Among the major changes, eight of Broadway’s most popular offerings – including “Chicago” and “Wicked” – added a rare Friday matinee to their line up. And on the day of the Super Bowl, 13 shows offered a Sunday matinee.
In addition to tweaking the performance schedule, Broadway is running two major promotions in hopes of enticing potential ticket-buyers. The annual “Broadway Week” of 2-for-1 sales runs throughout Super Bowl weekend (ending on February 6) and the casts of “Rock of Ages” and “Jersey Boys” performed earlier in the week as part of the Super Bowl Boulevard celebrations.
“Since the Super Bowl’s never been here before, there isn’t any historical precedent to follow,” Elisa Shevitz, director of communications for the Broadway League said. “But we’re hoping visitors to New York will swing through Times Square, see what we have to offer, and decide, even last-minute, to come see a Broadway show.”
For some attendees, Broadway’s cheap prices appear to be working. Melissa Broadmoor, from Colorado, says she and her children decided hours before to catch the Saturday production of Jersey Boys. “We came here without a plan, really until game day.” Broadmoor said. “My kids always wanted to see a show, and the prices were pretty cheap, so why not?”
And with all eyes focused on the Super Bowl celebrations, other theatregoers thought the diversion made this the perfect weekend to see a Broadway show. “I thought getting tickets would be a nightmare, but it’s probably the easiest experience I’ve had.” Evan Schutz of Newark, New Jersey said. “During Christmas, it’s sold out like crazy, but it’s like most people have forgotten Broadway is here. I’ll take it!”
Meanwhile, Off-Broadway theatres are not as Super Bowl-conscious. Five shows, including one of its most popular productions, Avenue Q, will perform as usual in the evening. And off-Broadway theater owners hope that some of the city’s visitors will turn their attention to their shows.
“Broadway’s going dark for some shows might spell good news for us,” Jeffrey Shubert, the administrator of the Off-Broadway League. “Hopefully, the Off-Broadway scene can capture some of the crowds if people really want to see a show.”
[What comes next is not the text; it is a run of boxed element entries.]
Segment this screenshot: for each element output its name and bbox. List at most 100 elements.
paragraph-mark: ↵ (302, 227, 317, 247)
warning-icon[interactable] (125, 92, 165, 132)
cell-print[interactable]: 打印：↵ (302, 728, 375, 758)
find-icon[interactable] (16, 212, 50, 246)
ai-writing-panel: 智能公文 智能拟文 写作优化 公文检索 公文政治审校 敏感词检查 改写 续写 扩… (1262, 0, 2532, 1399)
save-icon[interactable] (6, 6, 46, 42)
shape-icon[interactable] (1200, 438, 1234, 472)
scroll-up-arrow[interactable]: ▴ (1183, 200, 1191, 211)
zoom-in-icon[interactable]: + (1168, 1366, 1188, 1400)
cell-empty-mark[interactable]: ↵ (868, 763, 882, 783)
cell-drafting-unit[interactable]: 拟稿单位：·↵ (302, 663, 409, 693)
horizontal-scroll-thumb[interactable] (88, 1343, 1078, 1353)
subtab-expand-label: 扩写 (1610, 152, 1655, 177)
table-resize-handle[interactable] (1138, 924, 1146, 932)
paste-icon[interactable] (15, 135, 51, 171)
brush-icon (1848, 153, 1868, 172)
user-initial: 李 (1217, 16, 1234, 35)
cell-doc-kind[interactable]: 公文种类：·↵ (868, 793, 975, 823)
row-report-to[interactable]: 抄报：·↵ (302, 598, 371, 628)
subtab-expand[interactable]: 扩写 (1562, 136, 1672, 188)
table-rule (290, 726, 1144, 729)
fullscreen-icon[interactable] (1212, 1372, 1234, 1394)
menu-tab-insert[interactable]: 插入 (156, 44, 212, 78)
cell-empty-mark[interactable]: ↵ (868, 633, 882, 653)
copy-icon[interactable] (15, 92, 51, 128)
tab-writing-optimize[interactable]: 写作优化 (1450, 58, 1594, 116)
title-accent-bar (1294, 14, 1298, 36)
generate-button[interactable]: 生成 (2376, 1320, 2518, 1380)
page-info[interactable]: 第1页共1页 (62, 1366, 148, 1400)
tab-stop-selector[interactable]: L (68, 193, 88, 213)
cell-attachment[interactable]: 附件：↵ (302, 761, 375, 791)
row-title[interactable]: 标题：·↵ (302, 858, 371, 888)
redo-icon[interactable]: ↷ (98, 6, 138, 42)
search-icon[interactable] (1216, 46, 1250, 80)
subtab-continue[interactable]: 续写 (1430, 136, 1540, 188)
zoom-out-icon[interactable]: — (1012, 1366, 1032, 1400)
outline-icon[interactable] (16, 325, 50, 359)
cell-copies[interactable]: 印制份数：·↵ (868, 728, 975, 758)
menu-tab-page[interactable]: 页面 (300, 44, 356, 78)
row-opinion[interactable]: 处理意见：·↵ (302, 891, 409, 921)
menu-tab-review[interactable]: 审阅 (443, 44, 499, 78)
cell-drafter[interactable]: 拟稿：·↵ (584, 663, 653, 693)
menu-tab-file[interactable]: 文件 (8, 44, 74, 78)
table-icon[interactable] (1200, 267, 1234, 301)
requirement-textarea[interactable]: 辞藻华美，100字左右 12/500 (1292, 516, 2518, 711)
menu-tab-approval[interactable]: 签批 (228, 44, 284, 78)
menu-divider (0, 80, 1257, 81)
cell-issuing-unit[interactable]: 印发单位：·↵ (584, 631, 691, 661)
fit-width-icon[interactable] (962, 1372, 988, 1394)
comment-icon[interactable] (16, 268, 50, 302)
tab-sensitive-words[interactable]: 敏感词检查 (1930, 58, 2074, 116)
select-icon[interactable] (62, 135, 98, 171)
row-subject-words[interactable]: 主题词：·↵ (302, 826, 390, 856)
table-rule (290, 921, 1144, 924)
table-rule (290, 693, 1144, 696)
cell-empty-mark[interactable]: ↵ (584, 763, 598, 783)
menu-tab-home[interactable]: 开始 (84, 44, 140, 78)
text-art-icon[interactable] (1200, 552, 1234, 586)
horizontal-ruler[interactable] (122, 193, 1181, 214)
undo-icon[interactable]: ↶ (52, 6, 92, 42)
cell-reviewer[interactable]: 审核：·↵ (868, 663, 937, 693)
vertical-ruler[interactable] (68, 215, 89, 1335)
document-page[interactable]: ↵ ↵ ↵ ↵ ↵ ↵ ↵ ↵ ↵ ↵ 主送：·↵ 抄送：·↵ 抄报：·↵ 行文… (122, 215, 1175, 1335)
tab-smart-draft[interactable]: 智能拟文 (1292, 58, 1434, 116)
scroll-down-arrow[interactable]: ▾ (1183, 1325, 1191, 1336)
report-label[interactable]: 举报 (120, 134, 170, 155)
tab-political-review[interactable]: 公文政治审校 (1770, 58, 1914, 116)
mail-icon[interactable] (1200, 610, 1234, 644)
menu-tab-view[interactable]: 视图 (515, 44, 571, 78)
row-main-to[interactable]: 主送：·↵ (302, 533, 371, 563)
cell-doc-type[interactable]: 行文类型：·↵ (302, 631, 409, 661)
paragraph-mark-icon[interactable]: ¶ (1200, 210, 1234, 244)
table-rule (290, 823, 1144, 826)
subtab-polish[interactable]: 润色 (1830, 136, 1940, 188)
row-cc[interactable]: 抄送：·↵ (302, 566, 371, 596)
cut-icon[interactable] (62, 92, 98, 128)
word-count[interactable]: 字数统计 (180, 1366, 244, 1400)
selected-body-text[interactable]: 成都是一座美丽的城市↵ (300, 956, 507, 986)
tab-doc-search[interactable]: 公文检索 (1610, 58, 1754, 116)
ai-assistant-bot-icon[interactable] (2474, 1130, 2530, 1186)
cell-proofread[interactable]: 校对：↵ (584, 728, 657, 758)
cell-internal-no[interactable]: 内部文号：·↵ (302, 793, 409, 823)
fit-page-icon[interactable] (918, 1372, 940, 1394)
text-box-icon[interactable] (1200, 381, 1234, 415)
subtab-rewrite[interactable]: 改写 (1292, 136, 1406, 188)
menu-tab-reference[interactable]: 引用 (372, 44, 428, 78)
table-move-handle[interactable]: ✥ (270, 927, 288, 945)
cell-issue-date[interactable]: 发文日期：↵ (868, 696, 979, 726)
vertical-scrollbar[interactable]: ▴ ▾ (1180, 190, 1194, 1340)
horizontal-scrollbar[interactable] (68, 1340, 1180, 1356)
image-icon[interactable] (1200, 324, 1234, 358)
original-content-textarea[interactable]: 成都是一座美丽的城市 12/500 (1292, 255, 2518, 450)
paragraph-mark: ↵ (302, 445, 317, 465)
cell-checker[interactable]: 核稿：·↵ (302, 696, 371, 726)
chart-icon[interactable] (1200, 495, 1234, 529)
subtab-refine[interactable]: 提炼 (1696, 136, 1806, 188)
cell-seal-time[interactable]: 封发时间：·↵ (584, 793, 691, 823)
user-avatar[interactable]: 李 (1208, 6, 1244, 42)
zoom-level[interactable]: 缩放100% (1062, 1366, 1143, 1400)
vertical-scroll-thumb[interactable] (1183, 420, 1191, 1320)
But Shubert says, he doubts the overwhelming amount of visitors here for the big game will be thinking about the theater during their stay. Compared to other peak seasons for New York visitors, such as Christmas and summer, Shubert says this weekend’s surge of visitors has only one item on their agenda: the Super Bowl.
“This isn’t really Christmas or New Year’s when people are consciously coming to New York and experiencing New York – a Broadway show, Statue of Liberty, or whatever,” Shubert said. “They’re coming for one thing: the Super Bowl, and it just happens to be here.”